У стены за койкой жильца квартиры № 98 время от времени обнаруживались флаконы из-под «Бирюсы», голубой жидкости на спирту для мытья окон. Погодаев, который отвечал за чистоту окон, никак не мог найти «Бирюсу» для использования ее по прямому назначению. Зина выспросила у жильца-выпивохи, где он ее покупает, и Погодаев наведался в торговую точку...

В те дни в Усть-Илимске находился большой начальник из министерства. Он прослышал про историю с мытьем лестниц, вызвал к себе Слободяна и устроил головомойку:

— Мы подымаем, как только можем, роль бригадира. А у вас бригадир ползает по лестнице с половой тряпкой и шваброй? Извольте навести порядок в своем хозяйстве!

Наверно, не было ни одной квартиры в подъезде, где бы в те дни не упоминалось имя Галиуллина. Самая острая дискуссия прошла в квартире № 94 между Погодаевым и Михеичем. Михеич прослышал о нахлобучке, полученной Слободяном, и тоже долго разглагольствовал об авторитете бригадира, который Галимзян не то подорвал, не то утратил, не то потерял.

— А я уверен, что авторитет бригадира только повысился, — твердил Погодаев.

— На худой конец, мог бы дождаться, когда все общежитие спать уляжется, — твердил свое Михеич. — Бригадир... И на виду у всех уронил себя!

— Да не ронял он ничего!
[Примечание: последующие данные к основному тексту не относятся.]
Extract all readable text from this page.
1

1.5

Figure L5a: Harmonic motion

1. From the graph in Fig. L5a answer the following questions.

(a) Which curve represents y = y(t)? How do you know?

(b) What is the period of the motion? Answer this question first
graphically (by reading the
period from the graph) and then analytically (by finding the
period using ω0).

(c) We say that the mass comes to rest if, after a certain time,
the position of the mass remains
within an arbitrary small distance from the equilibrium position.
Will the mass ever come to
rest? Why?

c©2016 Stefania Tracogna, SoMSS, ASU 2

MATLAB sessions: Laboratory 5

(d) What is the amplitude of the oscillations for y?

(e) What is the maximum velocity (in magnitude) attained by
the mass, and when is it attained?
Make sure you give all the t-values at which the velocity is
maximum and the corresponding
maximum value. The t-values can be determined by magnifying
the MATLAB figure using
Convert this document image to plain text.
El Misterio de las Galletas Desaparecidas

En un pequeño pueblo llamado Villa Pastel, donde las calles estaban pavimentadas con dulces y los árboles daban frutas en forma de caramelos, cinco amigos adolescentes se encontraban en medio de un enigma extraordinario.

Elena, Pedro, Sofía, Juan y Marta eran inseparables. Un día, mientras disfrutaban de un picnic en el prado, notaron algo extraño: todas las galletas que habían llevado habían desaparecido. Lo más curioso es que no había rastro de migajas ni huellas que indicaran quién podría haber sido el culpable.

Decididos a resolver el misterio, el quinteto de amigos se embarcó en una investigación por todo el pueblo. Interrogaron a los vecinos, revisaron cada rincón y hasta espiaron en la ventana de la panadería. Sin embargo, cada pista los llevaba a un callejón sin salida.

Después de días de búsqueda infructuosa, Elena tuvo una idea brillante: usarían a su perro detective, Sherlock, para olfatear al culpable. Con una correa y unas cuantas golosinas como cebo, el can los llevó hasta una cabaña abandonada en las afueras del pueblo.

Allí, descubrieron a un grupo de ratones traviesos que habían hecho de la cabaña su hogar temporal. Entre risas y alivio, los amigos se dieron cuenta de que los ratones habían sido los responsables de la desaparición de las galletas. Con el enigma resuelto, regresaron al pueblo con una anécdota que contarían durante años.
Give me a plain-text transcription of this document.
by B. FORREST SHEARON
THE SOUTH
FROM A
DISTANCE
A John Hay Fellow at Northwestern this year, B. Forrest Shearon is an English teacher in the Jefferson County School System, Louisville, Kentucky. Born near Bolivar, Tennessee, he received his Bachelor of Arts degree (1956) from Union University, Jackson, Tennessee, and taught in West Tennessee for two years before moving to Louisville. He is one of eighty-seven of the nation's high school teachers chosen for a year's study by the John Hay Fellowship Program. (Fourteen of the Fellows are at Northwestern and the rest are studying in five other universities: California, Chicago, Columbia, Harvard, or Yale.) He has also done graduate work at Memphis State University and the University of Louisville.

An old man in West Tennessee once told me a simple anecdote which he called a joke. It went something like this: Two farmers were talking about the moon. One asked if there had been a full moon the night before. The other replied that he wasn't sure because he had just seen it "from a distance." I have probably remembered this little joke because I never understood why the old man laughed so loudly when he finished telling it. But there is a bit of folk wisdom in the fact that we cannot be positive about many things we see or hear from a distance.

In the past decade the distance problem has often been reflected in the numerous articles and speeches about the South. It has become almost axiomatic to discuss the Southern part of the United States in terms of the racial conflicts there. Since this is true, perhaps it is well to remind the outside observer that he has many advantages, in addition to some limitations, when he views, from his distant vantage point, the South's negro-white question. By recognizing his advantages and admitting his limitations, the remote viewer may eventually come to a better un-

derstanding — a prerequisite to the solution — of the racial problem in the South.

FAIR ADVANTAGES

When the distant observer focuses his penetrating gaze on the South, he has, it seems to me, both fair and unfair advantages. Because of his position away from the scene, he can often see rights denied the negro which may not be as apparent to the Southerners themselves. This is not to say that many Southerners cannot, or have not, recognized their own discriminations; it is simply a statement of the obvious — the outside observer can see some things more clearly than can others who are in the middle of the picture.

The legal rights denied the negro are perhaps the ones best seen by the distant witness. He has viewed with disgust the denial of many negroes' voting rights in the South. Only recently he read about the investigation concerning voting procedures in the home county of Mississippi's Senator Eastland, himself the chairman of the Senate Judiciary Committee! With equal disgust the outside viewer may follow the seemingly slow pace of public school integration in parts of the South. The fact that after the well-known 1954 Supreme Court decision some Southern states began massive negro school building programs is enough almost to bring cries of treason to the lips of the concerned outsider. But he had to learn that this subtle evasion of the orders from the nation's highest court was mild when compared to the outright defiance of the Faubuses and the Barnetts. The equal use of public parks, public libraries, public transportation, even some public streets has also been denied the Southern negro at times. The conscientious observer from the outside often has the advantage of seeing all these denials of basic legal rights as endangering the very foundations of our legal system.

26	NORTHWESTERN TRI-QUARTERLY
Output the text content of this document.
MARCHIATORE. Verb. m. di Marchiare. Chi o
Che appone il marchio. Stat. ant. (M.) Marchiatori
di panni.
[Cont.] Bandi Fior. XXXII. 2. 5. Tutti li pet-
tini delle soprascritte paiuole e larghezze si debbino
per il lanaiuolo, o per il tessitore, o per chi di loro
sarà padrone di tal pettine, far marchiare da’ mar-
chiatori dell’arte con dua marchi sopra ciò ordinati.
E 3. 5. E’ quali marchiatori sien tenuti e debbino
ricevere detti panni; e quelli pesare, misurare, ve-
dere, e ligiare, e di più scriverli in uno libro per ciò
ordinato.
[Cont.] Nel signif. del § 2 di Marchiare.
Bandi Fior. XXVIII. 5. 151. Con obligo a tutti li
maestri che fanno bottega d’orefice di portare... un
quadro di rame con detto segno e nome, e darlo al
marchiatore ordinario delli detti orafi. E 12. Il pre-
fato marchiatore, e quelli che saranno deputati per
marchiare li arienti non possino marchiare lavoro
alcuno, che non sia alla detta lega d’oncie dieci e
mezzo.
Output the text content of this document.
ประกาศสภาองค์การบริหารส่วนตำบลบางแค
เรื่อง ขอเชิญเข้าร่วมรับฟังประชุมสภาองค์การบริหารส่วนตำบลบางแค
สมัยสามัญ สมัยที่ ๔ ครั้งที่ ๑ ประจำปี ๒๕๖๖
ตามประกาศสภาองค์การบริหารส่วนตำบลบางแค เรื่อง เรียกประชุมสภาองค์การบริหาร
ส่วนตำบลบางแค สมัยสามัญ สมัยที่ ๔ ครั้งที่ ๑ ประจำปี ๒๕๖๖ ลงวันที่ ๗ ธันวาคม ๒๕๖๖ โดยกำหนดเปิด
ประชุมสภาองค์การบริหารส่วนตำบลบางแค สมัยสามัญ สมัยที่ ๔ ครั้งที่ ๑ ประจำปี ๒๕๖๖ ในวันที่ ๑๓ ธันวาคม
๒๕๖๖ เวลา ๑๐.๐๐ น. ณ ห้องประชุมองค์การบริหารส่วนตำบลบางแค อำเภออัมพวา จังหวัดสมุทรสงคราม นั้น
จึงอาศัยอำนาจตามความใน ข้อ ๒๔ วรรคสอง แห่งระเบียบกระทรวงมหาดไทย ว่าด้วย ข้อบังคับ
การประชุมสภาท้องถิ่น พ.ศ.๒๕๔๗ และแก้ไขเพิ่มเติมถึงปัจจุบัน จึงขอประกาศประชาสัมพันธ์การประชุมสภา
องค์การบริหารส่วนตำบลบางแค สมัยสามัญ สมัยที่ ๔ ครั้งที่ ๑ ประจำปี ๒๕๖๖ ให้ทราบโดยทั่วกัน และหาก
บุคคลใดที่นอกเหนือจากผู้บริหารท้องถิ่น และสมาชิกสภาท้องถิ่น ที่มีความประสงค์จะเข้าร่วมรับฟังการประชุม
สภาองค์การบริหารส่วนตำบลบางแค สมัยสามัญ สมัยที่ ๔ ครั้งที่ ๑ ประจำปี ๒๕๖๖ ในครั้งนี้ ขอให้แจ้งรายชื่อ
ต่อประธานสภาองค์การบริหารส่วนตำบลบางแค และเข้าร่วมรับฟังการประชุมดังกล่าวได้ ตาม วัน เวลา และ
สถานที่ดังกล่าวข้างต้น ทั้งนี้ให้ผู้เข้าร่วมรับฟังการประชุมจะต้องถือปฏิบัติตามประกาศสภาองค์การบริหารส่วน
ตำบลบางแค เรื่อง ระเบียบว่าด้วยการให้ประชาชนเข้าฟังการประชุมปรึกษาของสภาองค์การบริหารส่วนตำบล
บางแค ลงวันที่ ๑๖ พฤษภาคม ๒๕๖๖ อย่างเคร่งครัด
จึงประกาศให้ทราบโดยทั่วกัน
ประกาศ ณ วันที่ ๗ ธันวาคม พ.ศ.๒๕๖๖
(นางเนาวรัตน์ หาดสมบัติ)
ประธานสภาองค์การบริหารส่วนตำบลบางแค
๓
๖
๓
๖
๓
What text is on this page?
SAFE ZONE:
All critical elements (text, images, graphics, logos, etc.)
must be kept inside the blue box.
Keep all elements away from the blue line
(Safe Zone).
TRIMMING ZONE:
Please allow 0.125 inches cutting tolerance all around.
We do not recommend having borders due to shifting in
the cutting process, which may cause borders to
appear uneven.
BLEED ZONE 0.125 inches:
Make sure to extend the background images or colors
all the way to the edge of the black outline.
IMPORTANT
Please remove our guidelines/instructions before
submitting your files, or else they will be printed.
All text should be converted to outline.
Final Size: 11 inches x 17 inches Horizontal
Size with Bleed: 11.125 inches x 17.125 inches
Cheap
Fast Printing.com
Ни себя, ни свою репутацию, — сердился Погодаев. — Может, он нарочно в самую вечернюю толкучку вышел с ведром.

Трудно сказать, сыграла ли здесь роль швабра в руках Галиуллина, но только через несколько дней после выздоровления Зины к ним ввалился Пасечник, да еще с пузатой бутылкой. Португальский портвейн из города Опорто! С берега Атлантического океана на берег Усть-Илимского моря!

— Гражданин управляющий, давайте не будем нарушать порядок, — засмеялась Зина. — Распивать спиртные напитки в общежитии запрещено.

— Едем на смотрины. Там и разопьем. — Пасечник подмигнул Галимзяну. — Дом на соседней улице. Приняли с оценкой «хорошо». Отдельная двухкомнатная квартира. Третий этаж. И детсад Мансуру менять не придется. И ясли для маленькой... Зина, ты малярные кисти еще не выбросила?

За все месяцы Зина только раз доставала свои кисти: экскаваторщик из квартиры № 80 облил вином стену, и Зина самодеятельно, пока жильцы были на работе, перекрасила комнату.

— Кисти лежат на антресолях и ждут. Можно сказать — заждались.

— Слободян тебе замену нашел. Завтра сдашь свой мусор под расписку. Весь инвентарь — веник, мочалку.

— И ведро со шваброй, — облегченно добавил Галимзян.

59

«Дорогое мое существо!

Опасение, что я тебя совсем позабыла, делает честь твоей проницательности,

Моя наставница в театральном училище Цецилия Львовна Мансурова советовала: когда разучиваешь роль, когда идут напряженные репетиции и близка премьера, нужно раскрепостить свою память, не перегружать ее ничем второстепенным, необязательным.

Вот почему я тебя позабыла. Настолько позабыла, что роль в голове не удерживается и разбегаются все слова.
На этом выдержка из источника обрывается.